Tout change dans le monde, et nous comme si nous naviguions dans la barque. Si on tombe dans des passions ou des peurs, la barque sombrera. Comment l’homme peut-il ne pas périr dans la tempête des épreuves mondaines? Seulement s’il se tient fermement à la foi du Christ.

photo de famille

J’ai appris beaucoup de choses au monastère. Cette expérience m’aide dans la famille. Le mari est chef de sa femme, le chef du mari c’est le Christ et si on n’aime pas, si on ne fait pas ses efforts, si on ne se résigne pas, il n’y aura donc pas d’ordre à la maison. Un jour, j’ai demandé au père André comment pourrait-on protéger les enfants contre cette avalanche d’informations qui va aujourd’hui sur eux? Le père a dit: «Priez pour vos enfants et ne perdez pas l’espoir».

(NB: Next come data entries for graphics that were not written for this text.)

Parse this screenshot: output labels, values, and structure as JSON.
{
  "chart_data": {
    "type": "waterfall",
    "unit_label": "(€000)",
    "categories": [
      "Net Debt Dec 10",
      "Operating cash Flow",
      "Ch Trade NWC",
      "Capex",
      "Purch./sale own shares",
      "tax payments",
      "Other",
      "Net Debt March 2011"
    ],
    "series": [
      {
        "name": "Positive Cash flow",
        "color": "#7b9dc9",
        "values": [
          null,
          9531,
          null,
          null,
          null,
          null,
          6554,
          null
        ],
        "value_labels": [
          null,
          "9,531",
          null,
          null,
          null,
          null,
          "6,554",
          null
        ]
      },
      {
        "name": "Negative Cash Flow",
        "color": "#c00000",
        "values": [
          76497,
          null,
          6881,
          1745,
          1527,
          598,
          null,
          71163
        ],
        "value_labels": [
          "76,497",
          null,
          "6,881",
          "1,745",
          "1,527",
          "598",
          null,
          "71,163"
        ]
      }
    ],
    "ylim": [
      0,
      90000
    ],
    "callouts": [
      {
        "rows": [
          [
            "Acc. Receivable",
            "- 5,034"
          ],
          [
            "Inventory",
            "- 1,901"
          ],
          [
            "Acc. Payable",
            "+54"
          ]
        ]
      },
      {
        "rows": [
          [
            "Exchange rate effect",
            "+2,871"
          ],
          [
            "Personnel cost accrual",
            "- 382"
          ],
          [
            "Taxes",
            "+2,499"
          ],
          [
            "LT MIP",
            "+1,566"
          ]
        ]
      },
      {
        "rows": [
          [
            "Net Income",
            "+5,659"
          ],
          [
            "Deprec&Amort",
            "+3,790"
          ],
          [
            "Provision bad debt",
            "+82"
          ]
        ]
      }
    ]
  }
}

Il est aussi important de se rappeler: le Seigneur est dans la simplicité. Ma belle-mère est native de la campagne, là tout est dans la simplicité: si on fauche l’herbe ou qu'on fait autre chose, un calme vient alors, on se sent bien. Je souhaite à tout le monde, dès que la tempête intérieure se soulève, de se reposer quelque part dans la nature. Rester assis quelque temps près d’une église, aller dans une forêt, aller voir un lac, se promener dans un parc.

Encore, dans une situation difficile il est nécessaire obligatoirement d’attendre le calme venir dans son âme. Lorsque l’homme se trouve en état d’inquiétude, de peur, d’agression, il ne peut pas alors raisonner lucidement, ne peut pas séparer le bon grain de l’ivraie. Quand on se calme et qu'on demande à la Mère de Dieu et aux Saints le don de discernement, tout s’éclaircit petit à petit!